There are already clear leaders among the thousands of people from 80 countries who have played, topped by Thor Nogson with a player called “AshGood GameDieback” coming in second. All players will have their contributions recognised.
The scientists are also lining up fresh data from samples of the ash dieback fungus. The current samples are from three infected woods in Norfolk. Samples from France and Japan collected by Genepool and The Sainsbury Laboratory scientists will help reveal where the British infection originated.
The game involves matching data from different samples represented by coloured leaf shapes. They have to be matched to a reference pattern at the top of the screen, which represents genetic data from the fungus taken from Kenninghall Wood in Norfolk. Players get more points for beating someone else’s score on a pattern.
“The response has been overwhelming and will help with real analysis for our research,” said Dr MacLean.

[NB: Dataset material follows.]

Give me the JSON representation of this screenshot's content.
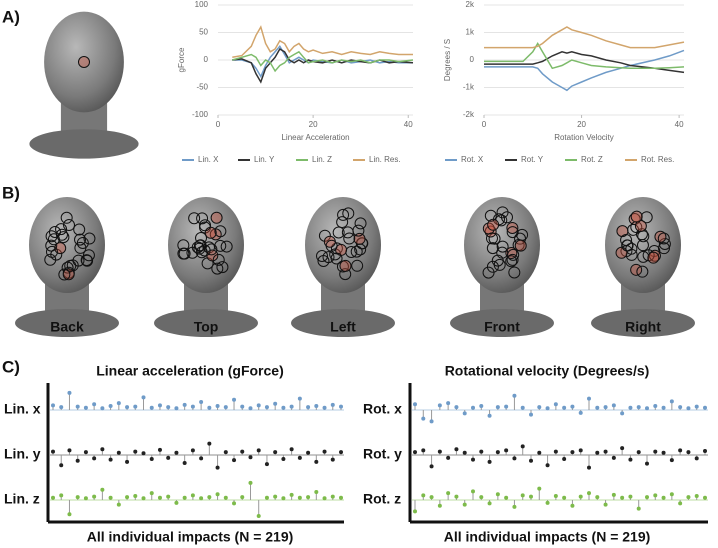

Some puzzles that cannot be improved on have already been removed from the game and the data returned to the research database ready for further analysis by the scientists.
Each tiny white mushroom of the ash dieback fungus can produce 1500 spores an hour during the morning to spread to new trees and new areas. Scientists were devastated to find the woodland floor at Ashwellthorpe carpeted with these mushrooms the day before the launch of the game, making Norfolk an epicentre for the onward spread of ash dieback.